Scientists and engineers in California are building a unique camera for a unique telescope.
The Rubin Observatory telescope going up on Cerro Pachón in north-central Chile can capture an unusually large swath of sky in a single image.
The camera capable of capturing those images has to be enormous. The one researchers are building at the SLAC National Accelerator Laboratory in Menlo Park, Calif., certainly is.
"The whole camera is about 13 feet from the front lens to the back where we have all our support equipment, and the 5 feet in diameter--so, massive," says Aaron Roodman, the scientist in charge of assembling and testing the camera.
Inside the camera are lenses, filters, cables, refrigeration equipment, and a focal plane consisting of 189 detectors capable of taking 3.2 billion pixel image. The refrigeration is needed to chill the detectors to their operating temperature of negative 150 degrees Fahrenheit.
It's not a camera you can throw together in your garage. "Oh boy, no, no," Roodman replies. "Definitely not."

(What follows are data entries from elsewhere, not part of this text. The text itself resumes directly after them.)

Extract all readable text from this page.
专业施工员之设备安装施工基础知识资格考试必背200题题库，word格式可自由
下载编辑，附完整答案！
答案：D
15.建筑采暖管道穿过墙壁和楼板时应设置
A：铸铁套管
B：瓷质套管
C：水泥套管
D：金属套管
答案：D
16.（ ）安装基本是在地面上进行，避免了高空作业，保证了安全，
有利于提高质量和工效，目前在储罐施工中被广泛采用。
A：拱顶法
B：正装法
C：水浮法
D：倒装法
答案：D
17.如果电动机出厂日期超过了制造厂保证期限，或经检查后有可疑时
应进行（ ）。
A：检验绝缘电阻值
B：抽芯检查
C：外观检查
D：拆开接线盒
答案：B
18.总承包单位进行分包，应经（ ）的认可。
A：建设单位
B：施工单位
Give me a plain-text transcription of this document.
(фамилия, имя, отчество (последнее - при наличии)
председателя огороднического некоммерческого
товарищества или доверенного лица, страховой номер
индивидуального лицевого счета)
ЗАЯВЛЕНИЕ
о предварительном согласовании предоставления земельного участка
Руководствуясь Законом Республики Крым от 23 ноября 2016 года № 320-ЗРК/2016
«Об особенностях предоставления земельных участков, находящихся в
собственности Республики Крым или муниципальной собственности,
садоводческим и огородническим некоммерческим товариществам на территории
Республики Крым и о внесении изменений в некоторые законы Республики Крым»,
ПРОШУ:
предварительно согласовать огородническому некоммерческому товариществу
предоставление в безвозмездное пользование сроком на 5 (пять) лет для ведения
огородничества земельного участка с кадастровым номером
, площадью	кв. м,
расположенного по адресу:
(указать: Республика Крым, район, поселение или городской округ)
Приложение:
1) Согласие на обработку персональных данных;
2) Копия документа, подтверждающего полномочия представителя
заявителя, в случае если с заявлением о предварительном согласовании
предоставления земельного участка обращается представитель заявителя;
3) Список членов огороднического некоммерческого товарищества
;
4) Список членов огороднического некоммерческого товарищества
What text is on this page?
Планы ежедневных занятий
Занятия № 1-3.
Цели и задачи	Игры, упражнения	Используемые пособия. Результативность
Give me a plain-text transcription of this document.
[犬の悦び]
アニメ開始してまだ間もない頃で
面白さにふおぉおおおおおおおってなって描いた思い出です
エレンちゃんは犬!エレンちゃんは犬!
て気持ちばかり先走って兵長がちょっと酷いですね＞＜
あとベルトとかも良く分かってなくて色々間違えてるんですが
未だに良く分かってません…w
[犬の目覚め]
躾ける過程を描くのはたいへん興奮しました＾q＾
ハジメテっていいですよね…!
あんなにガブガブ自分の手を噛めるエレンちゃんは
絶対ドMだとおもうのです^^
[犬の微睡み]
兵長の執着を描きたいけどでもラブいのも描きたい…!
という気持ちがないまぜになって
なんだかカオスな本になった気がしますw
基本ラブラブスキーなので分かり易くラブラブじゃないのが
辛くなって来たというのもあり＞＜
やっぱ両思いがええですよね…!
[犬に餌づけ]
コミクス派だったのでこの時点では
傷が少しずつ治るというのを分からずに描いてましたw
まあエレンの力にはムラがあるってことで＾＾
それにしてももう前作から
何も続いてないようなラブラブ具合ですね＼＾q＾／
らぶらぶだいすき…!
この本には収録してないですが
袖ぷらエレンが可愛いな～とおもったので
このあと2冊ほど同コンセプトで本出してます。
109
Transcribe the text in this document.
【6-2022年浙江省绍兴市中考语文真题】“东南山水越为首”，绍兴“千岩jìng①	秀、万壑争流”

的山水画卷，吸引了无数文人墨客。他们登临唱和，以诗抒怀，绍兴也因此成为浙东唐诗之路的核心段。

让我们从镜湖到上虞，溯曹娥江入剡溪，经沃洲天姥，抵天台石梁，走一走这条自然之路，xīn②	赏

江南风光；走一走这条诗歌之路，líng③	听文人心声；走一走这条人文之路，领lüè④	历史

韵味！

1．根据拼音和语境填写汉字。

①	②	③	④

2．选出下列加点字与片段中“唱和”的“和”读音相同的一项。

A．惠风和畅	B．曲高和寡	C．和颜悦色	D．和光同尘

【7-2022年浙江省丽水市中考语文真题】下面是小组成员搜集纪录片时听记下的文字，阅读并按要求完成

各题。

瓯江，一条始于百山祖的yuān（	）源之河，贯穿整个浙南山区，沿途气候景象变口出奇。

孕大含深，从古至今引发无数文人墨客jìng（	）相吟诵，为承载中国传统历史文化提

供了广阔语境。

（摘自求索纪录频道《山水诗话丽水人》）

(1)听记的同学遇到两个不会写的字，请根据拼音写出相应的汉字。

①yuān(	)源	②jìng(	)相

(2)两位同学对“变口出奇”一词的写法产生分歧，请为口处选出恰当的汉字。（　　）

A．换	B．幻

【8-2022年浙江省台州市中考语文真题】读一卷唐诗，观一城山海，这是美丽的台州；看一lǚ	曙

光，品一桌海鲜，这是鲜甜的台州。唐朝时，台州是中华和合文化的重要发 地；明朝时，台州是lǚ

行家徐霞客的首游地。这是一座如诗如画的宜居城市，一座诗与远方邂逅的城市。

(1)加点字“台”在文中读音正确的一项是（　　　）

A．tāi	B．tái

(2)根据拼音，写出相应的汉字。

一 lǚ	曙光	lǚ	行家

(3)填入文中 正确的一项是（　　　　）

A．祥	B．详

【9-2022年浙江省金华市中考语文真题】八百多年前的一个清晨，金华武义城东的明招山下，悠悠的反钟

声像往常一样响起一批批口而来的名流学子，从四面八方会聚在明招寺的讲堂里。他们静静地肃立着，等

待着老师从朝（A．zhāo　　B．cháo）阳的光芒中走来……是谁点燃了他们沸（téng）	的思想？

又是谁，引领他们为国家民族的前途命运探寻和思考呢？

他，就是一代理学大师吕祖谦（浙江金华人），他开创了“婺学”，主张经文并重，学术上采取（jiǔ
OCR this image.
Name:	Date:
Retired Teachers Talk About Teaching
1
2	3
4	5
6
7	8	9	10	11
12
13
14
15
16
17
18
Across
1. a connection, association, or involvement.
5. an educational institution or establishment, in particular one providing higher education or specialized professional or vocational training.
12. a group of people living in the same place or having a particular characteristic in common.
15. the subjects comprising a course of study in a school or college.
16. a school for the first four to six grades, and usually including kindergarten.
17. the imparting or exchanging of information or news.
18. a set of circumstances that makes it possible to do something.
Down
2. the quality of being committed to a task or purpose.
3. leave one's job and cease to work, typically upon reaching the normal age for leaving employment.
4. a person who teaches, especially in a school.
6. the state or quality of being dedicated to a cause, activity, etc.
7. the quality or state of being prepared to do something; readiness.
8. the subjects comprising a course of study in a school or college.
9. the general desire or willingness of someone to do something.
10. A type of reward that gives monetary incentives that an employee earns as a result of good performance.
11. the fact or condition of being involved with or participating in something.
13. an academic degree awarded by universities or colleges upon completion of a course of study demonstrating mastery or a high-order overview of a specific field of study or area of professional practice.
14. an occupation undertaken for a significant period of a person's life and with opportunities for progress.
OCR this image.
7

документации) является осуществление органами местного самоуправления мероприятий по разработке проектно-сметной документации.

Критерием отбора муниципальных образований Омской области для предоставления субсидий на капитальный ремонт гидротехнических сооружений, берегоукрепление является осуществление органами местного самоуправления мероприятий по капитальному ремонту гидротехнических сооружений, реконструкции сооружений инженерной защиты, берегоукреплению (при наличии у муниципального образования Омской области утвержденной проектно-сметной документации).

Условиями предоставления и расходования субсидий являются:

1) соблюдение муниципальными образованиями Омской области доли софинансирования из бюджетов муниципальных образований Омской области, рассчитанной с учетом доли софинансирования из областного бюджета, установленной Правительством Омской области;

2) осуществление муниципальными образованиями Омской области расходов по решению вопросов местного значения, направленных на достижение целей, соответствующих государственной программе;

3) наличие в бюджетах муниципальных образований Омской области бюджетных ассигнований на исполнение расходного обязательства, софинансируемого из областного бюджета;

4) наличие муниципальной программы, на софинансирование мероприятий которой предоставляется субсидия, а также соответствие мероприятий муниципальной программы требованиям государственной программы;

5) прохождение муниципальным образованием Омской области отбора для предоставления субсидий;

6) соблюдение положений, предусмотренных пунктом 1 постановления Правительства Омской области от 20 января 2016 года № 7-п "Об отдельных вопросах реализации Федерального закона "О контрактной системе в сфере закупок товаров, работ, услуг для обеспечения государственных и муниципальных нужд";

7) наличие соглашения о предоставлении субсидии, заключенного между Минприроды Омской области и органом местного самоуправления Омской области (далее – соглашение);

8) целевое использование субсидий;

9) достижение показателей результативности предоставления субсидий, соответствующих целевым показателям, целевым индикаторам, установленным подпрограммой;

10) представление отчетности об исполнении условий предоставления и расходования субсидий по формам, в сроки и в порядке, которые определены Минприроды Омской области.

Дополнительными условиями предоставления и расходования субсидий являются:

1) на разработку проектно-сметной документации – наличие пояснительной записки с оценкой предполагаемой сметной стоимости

When it's fully assembled, a series of lenses will help focus the light from celestial objects. Roodman says he and his colleagues wanted a way to project an image onto the detectors in the focal plane that wouldn't need lenses to be in focus.
"So I invented a little thing I call a pinhole projector," he says. "Basically a metal box with a tiny pinhole at the top of it, and lights inside the box. So kind of the opposite of a pinhole camera."
The image of whatever is in the box will be projected into the camera's detectors.
But what to project for a test? They started by putting various images into the projector, including a picture of Vera Rubin, the astronomer after whom the telescope is named.
But then they wanted something a bit more optically challenging, so they decided on Brassica oleracea, the kind known as Romanesco broccoli.
"Mostly for fun," Roodman says. "It has an interesting fractal structure, and we thought it would look cool, which I think it does."
The broccoli picture assured them the detectors were working as intended.
COVID-19 has delayed the completion of the camera.
Roodman says they're still hoping to finish it in time to get it to Chile and installed in telescope by the fall of 2022, where it can be used to search the sky for interesting celestial objects--and heads of broccoli if they happen to be out there.